Le Parti de l'égalité socialiste au Sri Lanka se présente à l'élection présidentielle de novembre

Par le Parti d’égalité socialiste (Sri Lanka)
16 octobre 2019

Le Parti de l'égalité socialiste (SEP), la section sri-lankaise du Comité international de la Quatrième Internationale (CIQI), se disputera l'élection présidentielle prévue pour le 16 novembre prochain. Notre candidat est Pani Wijesiriwardena, membre de longue date de la direction du parti et membre du comité de rédaction de Colombo du World Socialist Web Site.

Pani Wijesiriwardena

Le SEP est le seul parti au Sri Lanka qui se base sur l'internationalisme socialiste et lutte pour la mobilisation politique indépendante de la classe ouvrière contre le pouvoir capitaliste.

La classe dirigeante sri-lankaise est embourbée dans une crise politique profonde. Elle résulte d’un effondrement systémique du capitalisme mondial, d’une rivalité géopolitique croissante entre les grandes puissances — les États-Unis au centre — et du danger d’une troisième guerre mondiale.

Le Sri Lanka est empêtré dans la campagne militariste imprudente de Washington contre la Chine. Au cours des quatre dernières années, le gouvernement du président Maithripala Sirisena et du Premier ministre Ranil Wickremesinghe a de plus en plus étroitement intégré les forces armées du Sri Lanka aux forces armées américaines.

Les États-Unis veulent un accord sur le statut des forces avec Colombo qui donne à leur armée le libre accès au pays et l’établissement de bases militaires majeures sur l’île. L’Inde, rivale régionale de la Chine et du Pakistan, est désormais un partenaire stratégique des États-Unis et a déjà signé d’importants accords de base avec Washington.

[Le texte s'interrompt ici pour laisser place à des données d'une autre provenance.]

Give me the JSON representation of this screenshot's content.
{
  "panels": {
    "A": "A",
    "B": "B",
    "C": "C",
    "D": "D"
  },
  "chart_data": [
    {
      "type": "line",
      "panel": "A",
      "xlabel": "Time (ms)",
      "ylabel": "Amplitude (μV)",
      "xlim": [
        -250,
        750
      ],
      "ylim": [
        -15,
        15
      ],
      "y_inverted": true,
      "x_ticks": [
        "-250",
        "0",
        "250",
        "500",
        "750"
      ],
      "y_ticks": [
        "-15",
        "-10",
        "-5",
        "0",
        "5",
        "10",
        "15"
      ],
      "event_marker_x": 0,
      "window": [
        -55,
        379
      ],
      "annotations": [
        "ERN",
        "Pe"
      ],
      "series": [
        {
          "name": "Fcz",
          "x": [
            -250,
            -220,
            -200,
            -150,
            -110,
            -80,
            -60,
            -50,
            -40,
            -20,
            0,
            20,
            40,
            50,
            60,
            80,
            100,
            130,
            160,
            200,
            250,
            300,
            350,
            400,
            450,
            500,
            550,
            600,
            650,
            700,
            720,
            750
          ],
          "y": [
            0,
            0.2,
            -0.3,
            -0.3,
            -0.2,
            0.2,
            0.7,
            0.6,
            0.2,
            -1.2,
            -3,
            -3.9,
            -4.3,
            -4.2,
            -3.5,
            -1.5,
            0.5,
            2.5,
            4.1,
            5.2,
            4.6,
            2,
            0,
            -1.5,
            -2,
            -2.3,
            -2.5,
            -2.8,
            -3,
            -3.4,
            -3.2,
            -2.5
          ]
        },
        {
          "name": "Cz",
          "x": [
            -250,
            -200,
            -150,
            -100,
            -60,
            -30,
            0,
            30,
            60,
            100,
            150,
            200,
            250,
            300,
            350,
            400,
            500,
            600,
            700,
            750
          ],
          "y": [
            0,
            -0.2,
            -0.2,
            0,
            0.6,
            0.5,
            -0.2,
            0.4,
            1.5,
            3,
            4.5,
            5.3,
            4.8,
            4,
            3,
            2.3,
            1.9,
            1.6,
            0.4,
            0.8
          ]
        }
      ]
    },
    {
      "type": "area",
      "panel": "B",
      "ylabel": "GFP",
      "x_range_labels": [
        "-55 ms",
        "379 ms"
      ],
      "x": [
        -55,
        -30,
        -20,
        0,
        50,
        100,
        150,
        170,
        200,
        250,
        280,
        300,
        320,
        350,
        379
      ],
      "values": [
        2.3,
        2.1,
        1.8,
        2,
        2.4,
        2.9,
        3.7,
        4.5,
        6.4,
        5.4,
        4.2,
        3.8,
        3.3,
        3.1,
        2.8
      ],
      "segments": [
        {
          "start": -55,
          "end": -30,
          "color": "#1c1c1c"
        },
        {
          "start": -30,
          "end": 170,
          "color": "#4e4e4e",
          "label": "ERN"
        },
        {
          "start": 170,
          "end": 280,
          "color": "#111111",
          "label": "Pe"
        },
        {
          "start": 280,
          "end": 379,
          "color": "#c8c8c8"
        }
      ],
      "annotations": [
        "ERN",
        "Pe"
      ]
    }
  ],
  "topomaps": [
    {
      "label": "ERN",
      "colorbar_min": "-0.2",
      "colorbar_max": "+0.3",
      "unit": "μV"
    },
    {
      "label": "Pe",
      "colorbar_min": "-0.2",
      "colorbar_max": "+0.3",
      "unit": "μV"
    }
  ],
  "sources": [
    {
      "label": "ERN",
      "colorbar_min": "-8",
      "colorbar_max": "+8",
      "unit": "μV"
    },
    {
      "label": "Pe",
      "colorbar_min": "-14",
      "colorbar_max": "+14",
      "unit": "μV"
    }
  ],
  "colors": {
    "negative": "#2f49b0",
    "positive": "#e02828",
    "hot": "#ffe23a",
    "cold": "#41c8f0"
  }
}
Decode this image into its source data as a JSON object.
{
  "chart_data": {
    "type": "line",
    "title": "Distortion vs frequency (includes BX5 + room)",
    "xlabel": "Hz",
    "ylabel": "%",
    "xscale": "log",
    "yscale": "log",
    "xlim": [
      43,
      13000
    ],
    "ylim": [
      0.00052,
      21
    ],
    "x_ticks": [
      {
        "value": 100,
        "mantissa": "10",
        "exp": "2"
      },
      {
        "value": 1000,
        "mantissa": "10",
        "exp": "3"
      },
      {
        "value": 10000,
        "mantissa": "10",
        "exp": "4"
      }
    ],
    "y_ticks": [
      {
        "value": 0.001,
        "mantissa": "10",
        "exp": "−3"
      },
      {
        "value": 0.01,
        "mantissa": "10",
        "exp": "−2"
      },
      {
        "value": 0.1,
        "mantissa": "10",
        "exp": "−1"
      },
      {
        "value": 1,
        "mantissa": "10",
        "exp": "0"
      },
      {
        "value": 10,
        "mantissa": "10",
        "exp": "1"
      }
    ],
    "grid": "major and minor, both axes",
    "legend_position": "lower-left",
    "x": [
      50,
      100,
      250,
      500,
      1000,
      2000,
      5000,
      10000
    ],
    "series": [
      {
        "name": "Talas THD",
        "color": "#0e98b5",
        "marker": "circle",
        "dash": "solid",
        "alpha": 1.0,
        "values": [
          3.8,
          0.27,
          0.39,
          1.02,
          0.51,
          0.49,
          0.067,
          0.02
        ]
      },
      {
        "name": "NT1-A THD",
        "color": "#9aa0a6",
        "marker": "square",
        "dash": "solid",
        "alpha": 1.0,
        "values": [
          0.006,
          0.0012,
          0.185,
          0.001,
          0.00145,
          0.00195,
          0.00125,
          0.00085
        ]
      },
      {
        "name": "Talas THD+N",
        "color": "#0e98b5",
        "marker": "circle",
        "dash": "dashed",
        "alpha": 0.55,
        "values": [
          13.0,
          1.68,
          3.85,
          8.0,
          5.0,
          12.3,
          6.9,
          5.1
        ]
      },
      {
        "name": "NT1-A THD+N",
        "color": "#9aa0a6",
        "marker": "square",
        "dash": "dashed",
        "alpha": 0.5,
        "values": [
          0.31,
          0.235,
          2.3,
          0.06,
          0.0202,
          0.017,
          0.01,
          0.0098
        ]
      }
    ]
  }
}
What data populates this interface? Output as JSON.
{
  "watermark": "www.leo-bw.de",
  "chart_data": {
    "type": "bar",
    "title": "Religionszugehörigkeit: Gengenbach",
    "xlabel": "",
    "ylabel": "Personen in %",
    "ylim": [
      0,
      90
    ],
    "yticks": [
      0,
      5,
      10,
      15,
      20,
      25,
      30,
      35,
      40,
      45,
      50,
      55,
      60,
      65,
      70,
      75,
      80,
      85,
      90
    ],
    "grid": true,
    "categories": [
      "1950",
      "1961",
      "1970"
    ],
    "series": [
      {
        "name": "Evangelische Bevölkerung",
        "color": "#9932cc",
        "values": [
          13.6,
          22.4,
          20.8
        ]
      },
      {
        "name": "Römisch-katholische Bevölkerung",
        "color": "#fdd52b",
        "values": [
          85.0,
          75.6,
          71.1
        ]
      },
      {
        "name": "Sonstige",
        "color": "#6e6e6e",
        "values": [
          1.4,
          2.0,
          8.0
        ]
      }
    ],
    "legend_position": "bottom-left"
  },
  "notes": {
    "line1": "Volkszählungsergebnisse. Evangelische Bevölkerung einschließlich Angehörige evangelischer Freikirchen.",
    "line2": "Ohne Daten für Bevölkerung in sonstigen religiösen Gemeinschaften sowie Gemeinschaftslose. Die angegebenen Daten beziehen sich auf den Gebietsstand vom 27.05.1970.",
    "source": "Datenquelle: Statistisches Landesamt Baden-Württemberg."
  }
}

Les grèves salariales lancées par le personnel non universitaire des universités, les cheminots, les enseignants des écoles publiques et les agents administratifs ont poussé le gouvernement à déclencher l’élection présidentielle sri-lankaise. Ces luttes s’inscrivent dans l’opposition croissante des travailleurs, des étudiants et des pauvres contre les mesures d’austérité dictées par le Fonds monétaire international.

Avec ses partis frères du CIQI, le SEP lutte pour construire un mouvement unifié de la classe ouvrière internationale contre le système de profit capitaliste et le danger de guerre sur la base de ce programme est la révolution socialiste mondiale.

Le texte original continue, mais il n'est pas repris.